Use convergence (CV = NOPLATₜ₊₁ / WACC) as the default — it assumes competition drives the return on new capital down to the cost of capital, so growth adds nothing beyond the horizon. Use the Gordon / key-value-driver form only when you can justify continued excess returns (RONIC > WACC). An exit multiple is a quick cross-check but is only as good as the comparable. State which you chose and why, and cross-check the methods against each other.
What is the difference between intrinsic, book and market value?

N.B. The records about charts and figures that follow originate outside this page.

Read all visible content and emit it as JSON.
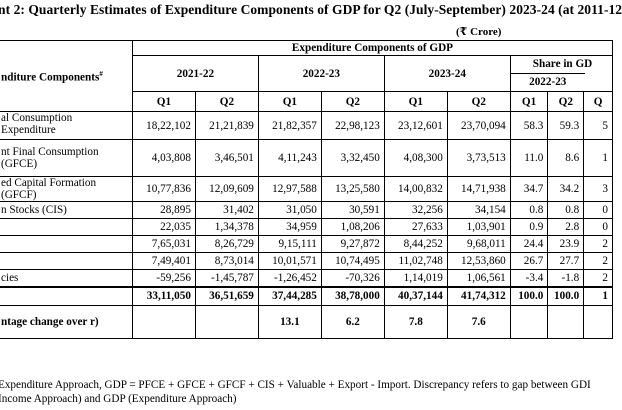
{
  "title": "ent 2: Quarterly Estimates of Expenditure Components of GDP for Q2 (July-September) 2023-24 (at 2011-12",
  "unit": "(₹ Crore)",
  "header": {
    "components_label": "nditure Components",
    "components_mark": "#",
    "group_title": "Expenditure Components of GDP",
    "years": [
      "2021-22",
      "2022-23",
      "2023-24"
    ],
    "share_title": "Share in GD",
    "share_years": [
      "2022-23"
    ],
    "quarters": [
      "Q1",
      "Q2",
      "Q1",
      "Q2",
      "Q1",
      "Q2",
      "Q1",
      "Q2",
      "Q"
    ]
  },
  "rows": [
    {
      "label": "al Consumption Expenditure",
      "values": [
        "18,22,102",
        "21,21,839",
        "21,82,357",
        "22,98,123",
        "23,12,601",
        "23,70,094",
        "58.3",
        "59.3",
        "5"
      ]
    },
    {
      "label": "nt Final Consumption (GFCE)",
      "values": [
        "4,03,808",
        "3,46,501",
        "4,11,243",
        "3,32,450",
        "4,08,300",
        "3,73,513",
        "11.0",
        "8.6",
        "1"
      ]
    },
    {
      "label": "ed Capital Formation (GFCF)",
      "values": [
        "10,77,836",
        "12,09,609",
        "12,97,588",
        "13,25,580",
        "14,00,832",
        "14,71,938",
        "34.7",
        "34.2",
        "3"
      ]
    },
    {
      "label": "n Stocks (CIS)",
      "values": [
        "28,895",
        "31,402",
        "31,050",
        "30,591",
        "32,256",
        "34,154",
        "0.8",
        "0.8",
        "0"
      ]
    },
    {
      "label": "",
      "values": [
        "22,035",
        "1,34,378",
        "34,959",
        "1,08,206",
        "27,633",
        "1,03,901",
        "0.9",
        "2.8",
        "0"
      ]
    },
    {
      "label": "",
      "values": [
        "7,65,031",
        "8,26,729",
        "9,15,111",
        "9,27,872",
        "8,44,252",
        "9,68,011",
        "24.4",
        "23.9",
        "2"
      ]
    },
    {
      "label": "",
      "values": [
        "7,49,401",
        "8,73,014",
        "10,01,571",
        "10,74,495",
        "11,02,748",
        "12,53,860",
        "26.7",
        "27.7",
        "2"
      ]
    },
    {
      "label": "cies",
      "values": [
        "-59,256",
        "-1,45,787",
        "-1,26,452",
        "-70,326",
        "1,14,019",
        "1,06,561",
        "-3.4",
        "-1.8",
        "2"
      ]
    }
  ],
  "total_values": [
    "33,11,050",
    "36,51,659",
    "37,44,285",
    "38,78,000",
    "40,37,144",
    "41,74,312",
    "100.0",
    "100.0",
    "1"
  ],
  "pct_change": {
    "label": "ntage change over r)",
    "values": [
      "",
      "",
      "13.1",
      "6.2",
      "7.8",
      "7.6",
      "",
      "",
      ""
    ]
  },
  "notes": [
    "Expenditure Approach, GDP = PFCE + GFCE + GFCF + CIS + Valuable + Export - Import. Discrepancy refers to gap between GDI",
    "Income Approach) and GDP (Expenditure Approach)"
  ]
}
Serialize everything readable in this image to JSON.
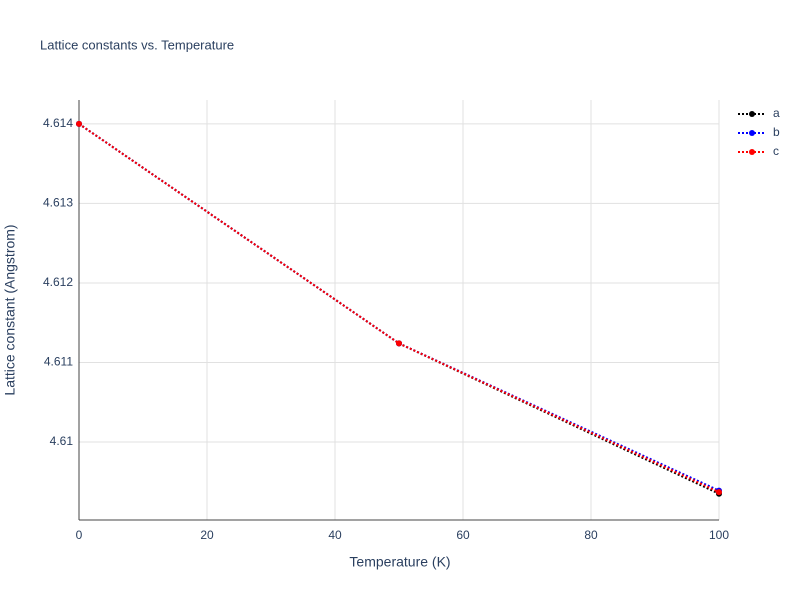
{
  "chart_data": {
    "type": "line",
    "title": "Lattice constants vs. Temperature",
    "x_label": "Temperature (K)",
    "y_label": "Lattice constant (Angstrom)",
    "x": [
      0,
      50,
      100
    ],
    "series": [
      {
        "name": "a",
        "color": "#000000",
        "values": [
          4.614,
          4.61124,
          4.60935
        ]
      },
      {
        "name": "b",
        "color": "#0000ff",
        "values": [
          4.614,
          4.61124,
          4.60939
        ]
      },
      {
        "name": "c",
        "color": "#ff0000",
        "values": [
          4.614,
          4.61124,
          4.60937
        ]
      }
    ],
    "xlim": [
      0,
      100
    ],
    "xticks": [
      0,
      20,
      40,
      60,
      80,
      100
    ],
    "ylim": [
      4.60902,
      4.6143
    ],
    "yticks": [
      4.61,
      4.611,
      4.612,
      4.613,
      4.614
    ],
    "grid": true,
    "legend": "top-right"
  }
}
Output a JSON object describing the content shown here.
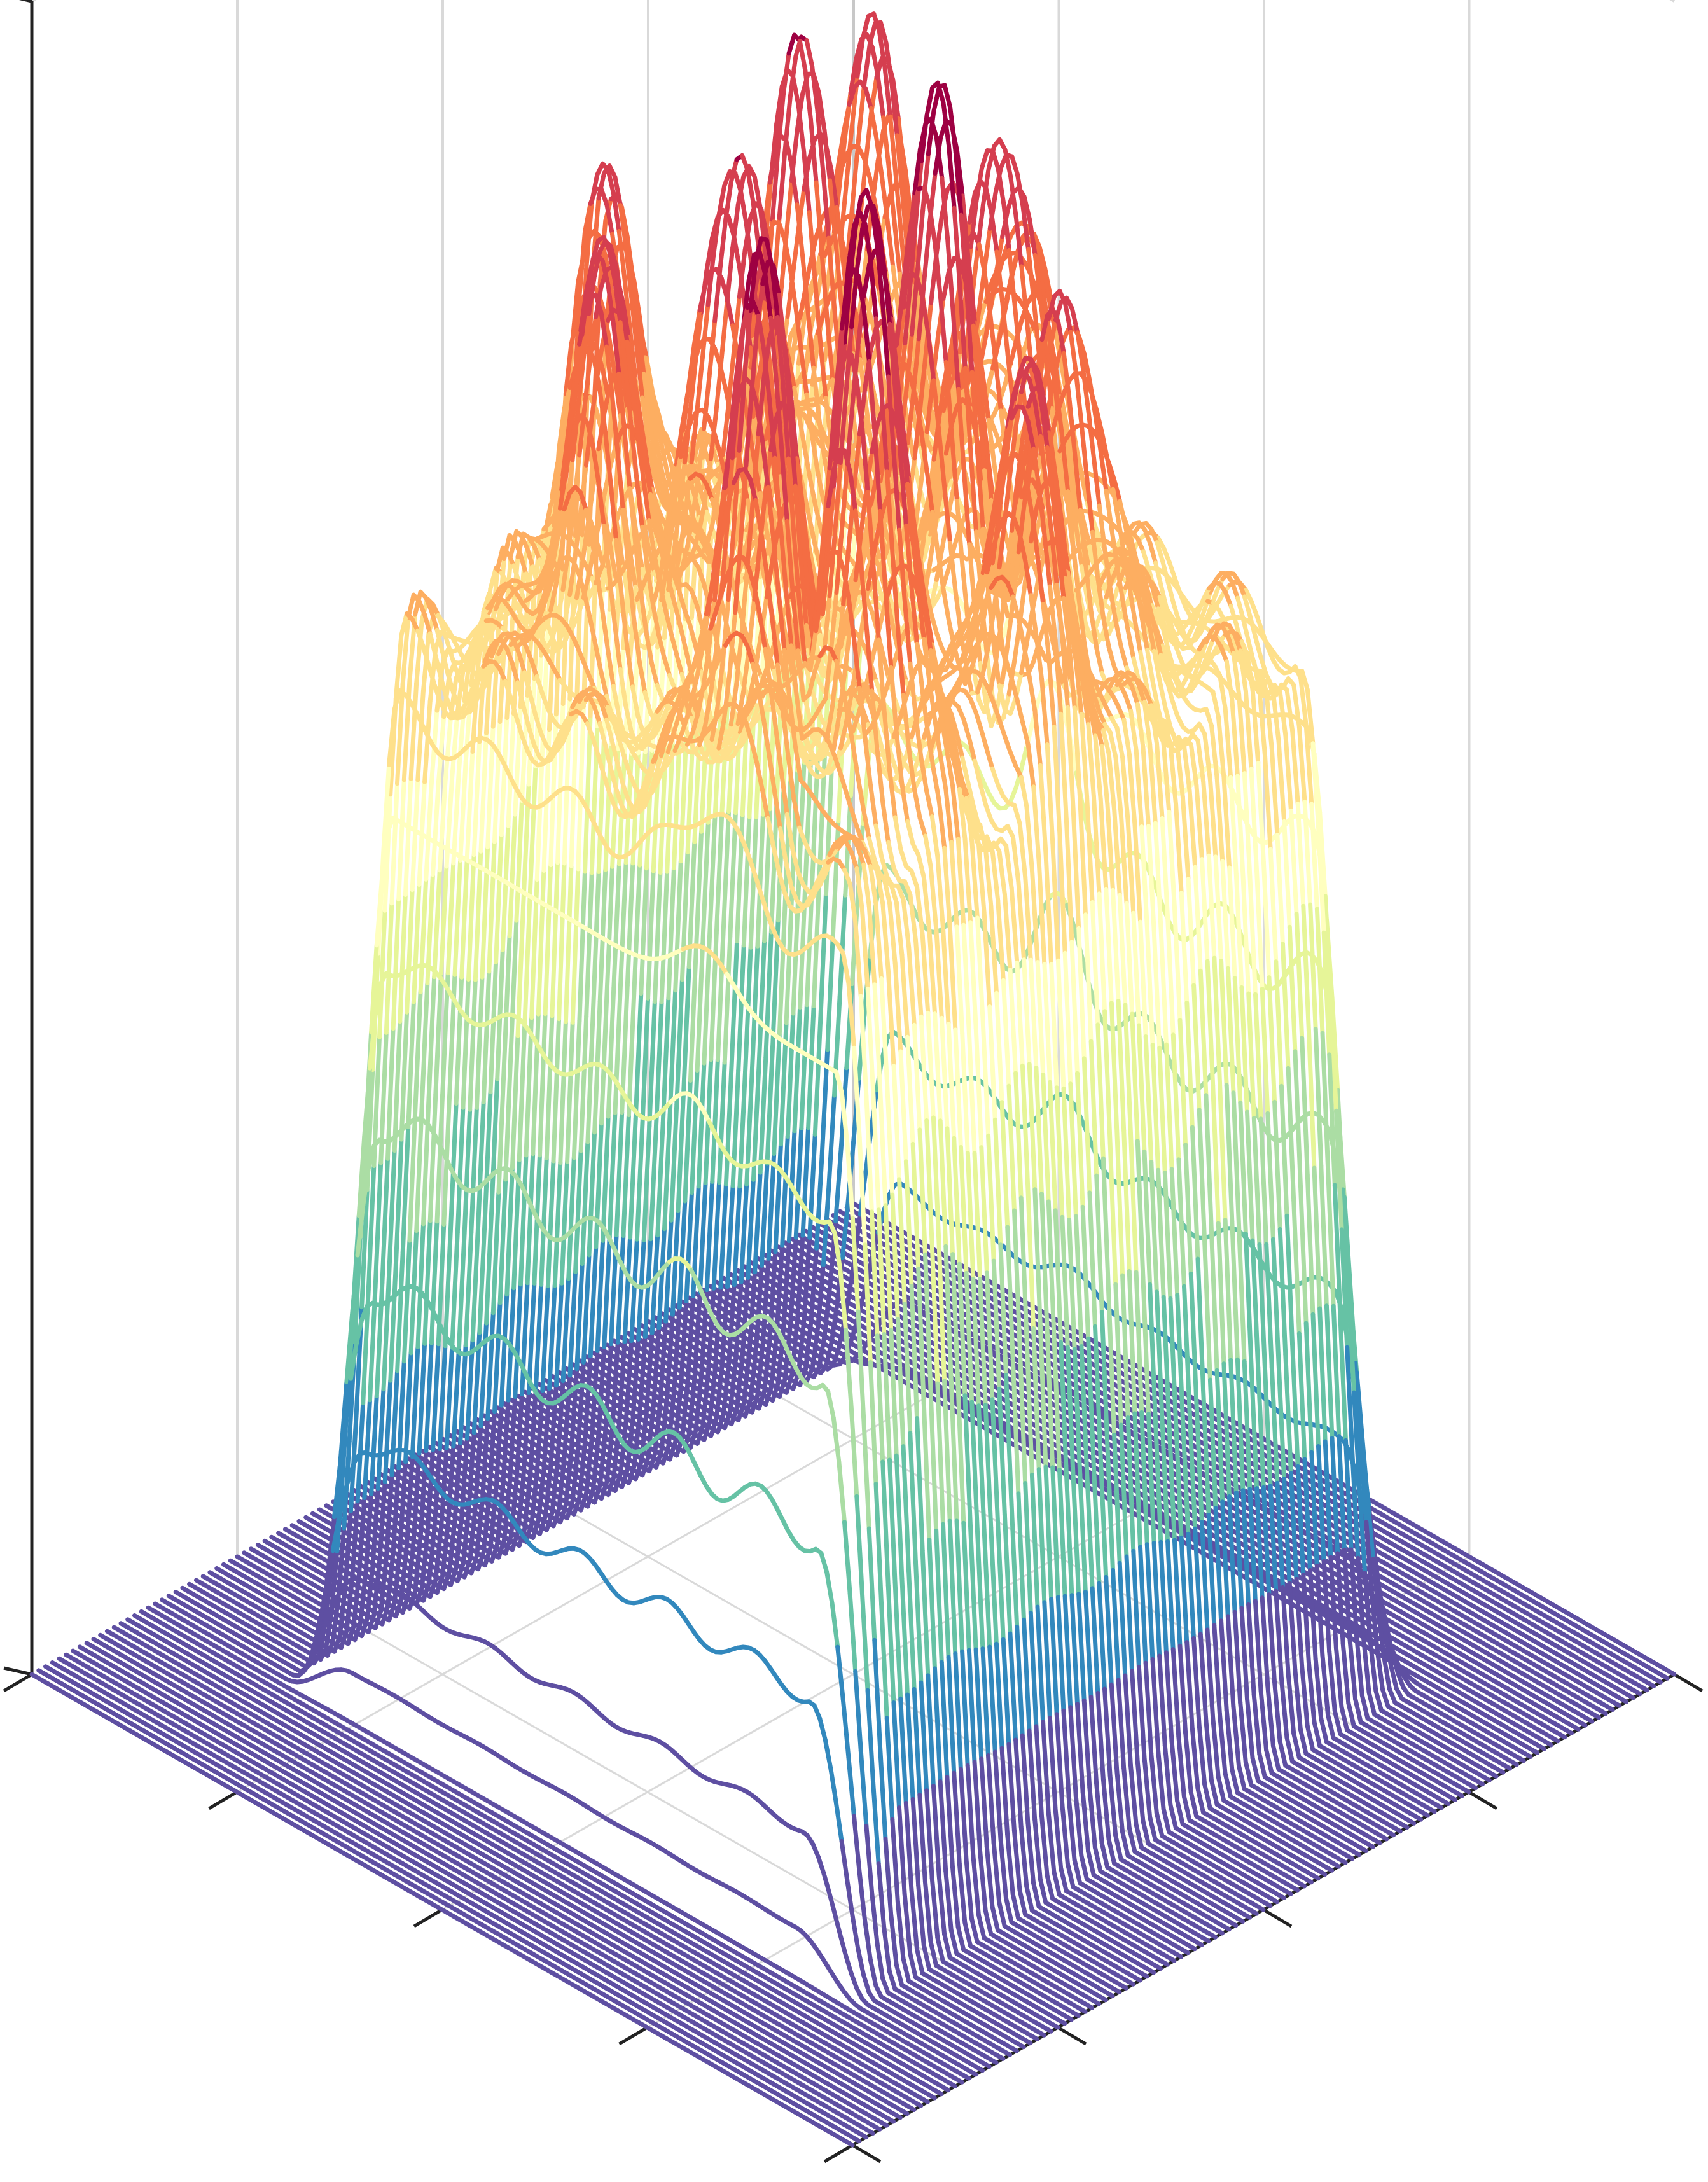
{
  "chart_data": {
    "type": "surface3d",
    "title": "",
    "xlabel": "",
    "ylabel": "",
    "zlabel": "",
    "tick_labels_shown": false,
    "grid": true,
    "colormap": "Spectral_r",
    "colors": [
      "#5e4fa2",
      "#3288bd",
      "#66c2a5",
      "#abdda4",
      "#e6f598",
      "#ffffbf",
      "#fee08b",
      "#fdae61",
      "#f46d43",
      "#d53e4f",
      "#9e0142"
    ],
    "background_color": "#ffffff",
    "pane_grid_color": "#d9d9d9",
    "axis_color": "#222222",
    "base_level": 0,
    "plateau": {
      "x_range": [
        0.18,
        0.8
      ],
      "y_range": [
        0.18,
        0.8
      ],
      "height": 0.62
    },
    "peaks": [
      {
        "x": 0.3,
        "y": 0.32,
        "z": 1.0
      },
      {
        "x": 0.38,
        "y": 0.27,
        "z": 0.94
      },
      {
        "x": 0.42,
        "y": 0.52,
        "z": 0.97
      },
      {
        "x": 0.56,
        "y": 0.42,
        "z": 0.92
      },
      {
        "x": 0.64,
        "y": 0.58,
        "z": 0.9
      },
      {
        "x": 0.7,
        "y": 0.72,
        "z": 0.86
      },
      {
        "x": 0.48,
        "y": 0.66,
        "z": 0.88
      },
      {
        "x": 0.34,
        "y": 0.6,
        "z": 0.84
      },
      {
        "x": 0.62,
        "y": 0.32,
        "z": 0.88
      },
      {
        "x": 0.74,
        "y": 0.44,
        "z": 0.84
      },
      {
        "x": 0.27,
        "y": 0.48,
        "z": 0.86
      },
      {
        "x": 0.55,
        "y": 0.76,
        "z": 0.8
      }
    ]
  }
}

Intrinsic (fair) value is the present value of future cash flows — what a DCF estimates. Book value is the accounting balance-sheet number, at historical cost. Market value is the observable traded price, which depends on market efficiency. They are three different numbers measuring three different things; the gap between your intrinsic value and the market price is the investment thesis.
Exam move
Learn the one-picture DCF first and learn it cold: forecast FCFF, discount each year and the terminal value at the WACC, sum to enterprise value, then bridge EV → equity → per share. Drill the five-beat answer shape the markers reward — set up assumptions, build/compute, bridge to per share, sanity-check (ROIC > WACC? CV plausible?), recommend. Keep three traps front of mind: discount-rate mismatch (FCFF at WACC, FCFE at the cost of equity, never crossed), nominal-vs-real consistency (a nominal cash flow needs a nominal WACC and growth), and double-counting (interest lives in the WACC, not in FCFF; non-operating items enter the bridge, not NOPLAT). Because the exam is applied and closed-book, the safest marks come from a clean, consistent build you can reproduce on fresh numbers.